Est-ce que vous pouvez nous expliquer ce qu’est l’Union des Marques et quelles sont ses missions ?

L’Union des marques est une association interprofessionnelle qui existe depuis une centaine d’années. L’objectif est d’accompagner les marques autour de leurs enjeux de transformation. Aujourd'hui nous travaillons principalement sur deux sujets : la transformation durable et la transformation digitale. Nous comptons à peu près 240 adhérents et ce sont des PME, ETI, et grands groupes. Il y a un autre pilier qui est important, c’est que l’Union des Marques est aussi la voix des marques. C’est une association qui va porter la voix des marques vis-à-vis des parties prenantes externes. Par exemple, je travaille avec l’ADEME sur l’aspect transformation durable, on est en train d’élaborer avec eux un guide sur l'impact environnemental et carbone des communications. 

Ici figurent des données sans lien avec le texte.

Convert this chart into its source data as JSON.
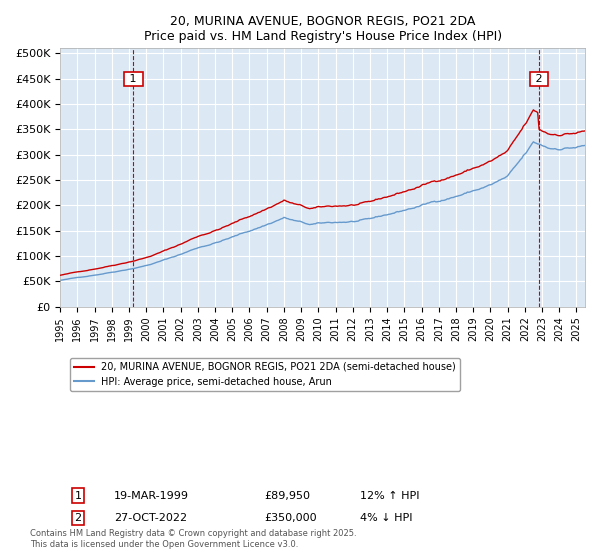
{
  "title": "20, MURINA AVENUE, BOGNOR REGIS, PO21 2DA",
  "subtitle": "Price paid vs. HM Land Registry's House Price Index (HPI)",
  "bg_color": "#dce9f5",
  "plot_bg_color": "#dce9f5",
  "line1_color": "#cc0000",
  "line2_color": "#6699cc",
  "ylim": [
    0,
    510000
  ],
  "yticks": [
    0,
    50000,
    100000,
    150000,
    200000,
    250000,
    300000,
    350000,
    400000,
    450000,
    500000
  ],
  "xlim_start": 1995.0,
  "xlim_end": 2025.5,
  "xticks": [
    1995,
    1996,
    1997,
    1998,
    1999,
    2000,
    2001,
    2002,
    2003,
    2004,
    2005,
    2006,
    2007,
    2008,
    2009,
    2010,
    2011,
    2012,
    2013,
    2014,
    2015,
    2016,
    2017,
    2018,
    2019,
    2020,
    2021,
    2022,
    2023,
    2024,
    2025
  ],
  "legend_label1": "20, MURINA AVENUE, BOGNOR REGIS, PO21 2DA (semi-detached house)",
  "legend_label2": "HPI: Average price, semi-detached house, Arun",
  "marker1_label": "1",
  "marker1_x": 1999.25,
  "marker1_y": 89950,
  "marker2_label": "2",
  "marker2_x": 2022.82,
  "marker2_y": 350000,
  "annotation1_date": "19-MAR-1999",
  "annotation1_price": "£89,950",
  "annotation1_hpi": "12% ↑ HPI",
  "annotation2_date": "27-OCT-2022",
  "annotation2_price": "£350,000",
  "annotation2_hpi": "4% ↓ HPI",
  "footer": "Contains HM Land Registry data © Crown copyright and database right 2025.\nThis data is licensed under the Open Government Licence v3.0."
}
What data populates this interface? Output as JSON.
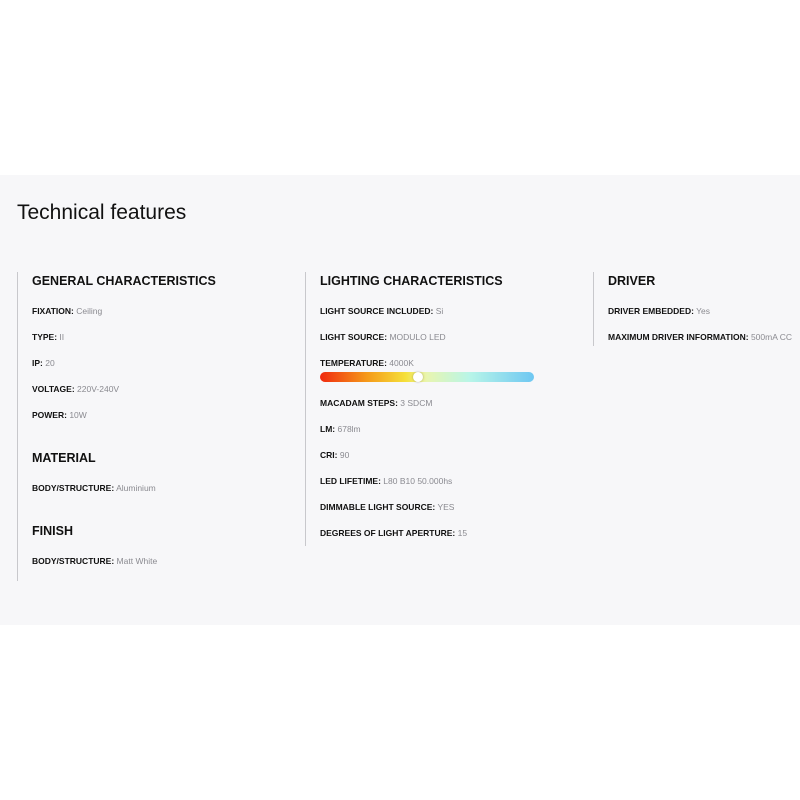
{
  "title": "Technical features",
  "general": {
    "heading": "GENERAL CHARACTERISTICS",
    "items": [
      {
        "label": "FIXATION:",
        "value": "Ceiling"
      },
      {
        "label": "TYPE:",
        "value": "II"
      },
      {
        "label": "IP:",
        "value": "20"
      },
      {
        "label": "VOLTAGE:",
        "value": "220V-240V"
      },
      {
        "label": "POWER:",
        "value": "10W"
      }
    ]
  },
  "material": {
    "heading": "MATERIAL",
    "items": [
      {
        "label": "BODY/STRUCTURE:",
        "value": "Aluminium"
      }
    ]
  },
  "finish": {
    "heading": "FINISH",
    "items": [
      {
        "label": "BODY/STRUCTURE:",
        "value": "Matt White"
      }
    ]
  },
  "lighting": {
    "heading": "LIGHTING CHARACTERISTICS",
    "items": [
      {
        "label": "LIGHT SOURCE INCLUDED:",
        "value": "Si"
      },
      {
        "label": "LIGHT SOURCE:",
        "value": "MODULO LED"
      },
      {
        "label": "TEMPERATURE:",
        "value": "4000K"
      },
      {
        "label": "MACADAM STEPS:",
        "value": "3 SDCM"
      },
      {
        "label": "LM:",
        "value": "678lm"
      },
      {
        "label": "CRI:",
        "value": "90"
      },
      {
        "label": "LED LIFETIME:",
        "value": "L80 B10 50.000hs"
      },
      {
        "label": "DIMMABLE LIGHT SOURCE:",
        "value": "YES"
      },
      {
        "label": "DEGREES OF LIGHT APERTURE:",
        "value": "15"
      }
    ],
    "temperature_scale_position": 0.46
  },
  "driver": {
    "heading": "DRIVER",
    "items": [
      {
        "label": "DRIVER EMBEDDED:",
        "value": "Yes"
      },
      {
        "label": "MAXIMUM DRIVER INFORMATION:",
        "value": "500mA CC"
      }
    ]
  }
}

Un autre thème auquel nous travaillons c’est sur l’inclusion. On a par exemple travaillé sur la Charte pour une représentation mixte des jouets qui est portée par le ministère chargé de l’égalité entre les femmes et les hommes. C’est une charte qui promeut une représentation plus inclusive et égale entre les petites filles et les petits garçons, pour aider justement à travailler sur tous les biais sexistes. Avec l’Union des marques, on essaye d’aller fédérer les marques autour de ces sujets.

Plus récemment, nous avons lancé un gros chantier : la rédaction d’un guide sur la communication inclusive. Quelles en sont les bonnes pratiques, avec de bons exemples ? Cela va permettre aux marques de s’inspirer de ces schémas pour mieux communiquer et être inspirées pour mieux avancer sur ces sujets.

Qu’est-ce-que la communication inclusive ? Comment la définiriez-vous ?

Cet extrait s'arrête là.